In a nutshell, customer returns/salvage goods are typically items that have been purchased from a store but then returned by the customer, but can also be discarded goods in a variety of different conditions. Stores can decide to “salvage” these goods for a number of reasons such as the ones listed below:
- Defective when returned by the customer
- cosmetic blemishes or slight defects
- out of box goods
- missing minor or major components (remove controls, manuals, covers, cables)
- in-store display items
- damaged exterior packaging
- items that the store does not want to or cannot reshelf
- one or more features does not work
- store is overstocked with such items
- out of season items
- discontinued items
Depending on what store they come from and what category of product it is, working percentages on customer return loads can vary greatly.

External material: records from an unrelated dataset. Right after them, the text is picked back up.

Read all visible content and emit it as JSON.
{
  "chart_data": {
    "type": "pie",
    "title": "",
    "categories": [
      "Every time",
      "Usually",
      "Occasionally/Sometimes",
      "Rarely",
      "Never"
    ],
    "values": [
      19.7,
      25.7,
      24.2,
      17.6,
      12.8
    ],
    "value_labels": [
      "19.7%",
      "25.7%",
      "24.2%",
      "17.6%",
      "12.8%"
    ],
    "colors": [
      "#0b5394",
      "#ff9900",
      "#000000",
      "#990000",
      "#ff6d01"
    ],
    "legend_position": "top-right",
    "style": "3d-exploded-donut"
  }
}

Generally speaking, the recognized industry average when trying to estimate working percentages is said to be around 65-75% working, 20% repairable, and the remainder throwaway/scrap/parts, etc.

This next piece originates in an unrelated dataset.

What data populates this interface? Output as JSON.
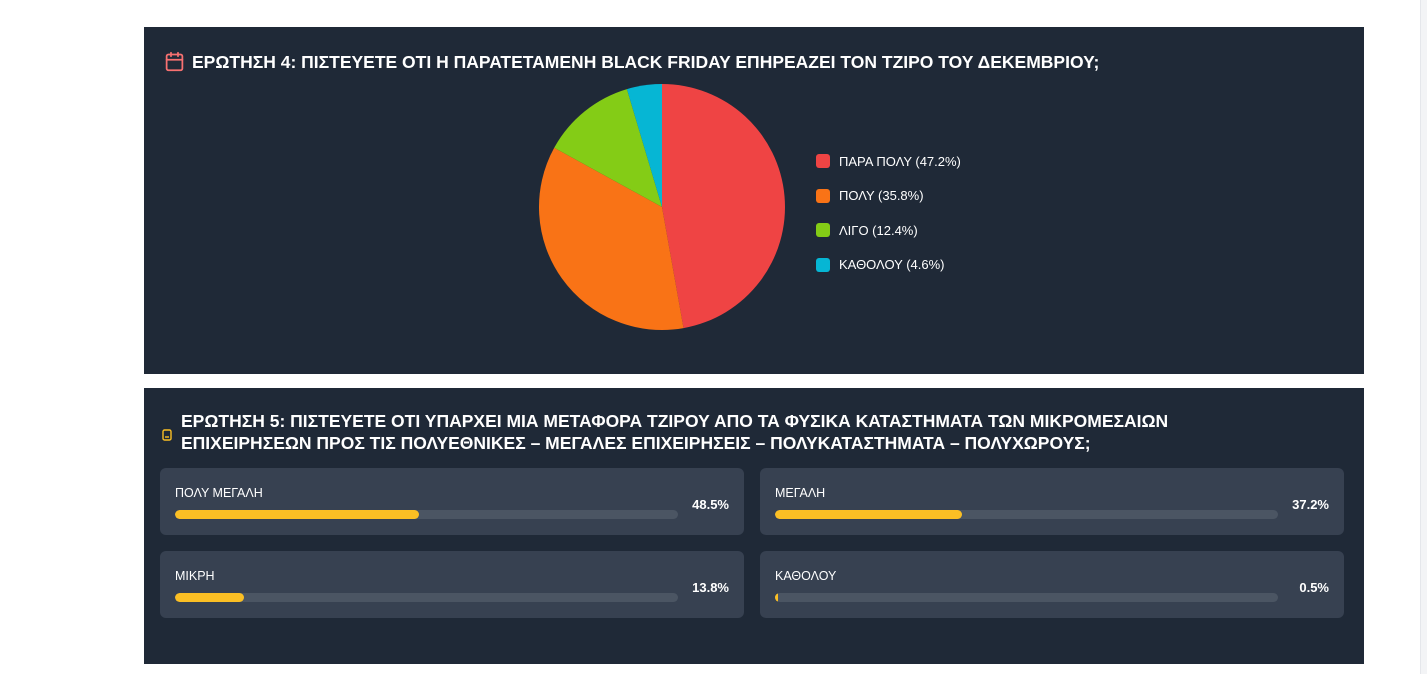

In practice, no individual load or pallet will have that exact breakdown, but these percentages are fairly accurate when describing the average expected condition of the goods when purchasing them regularly.
Ultimately, this is a rough approximation and the actual working percentage on any given pallet or load can be much worse or better.
Note: many stores do not separate ‘returns’ from ‘overstocks’ and it is very typical that a good percentage of their ‘salvage’ loads will be made up of overstocks and shelf-pulls.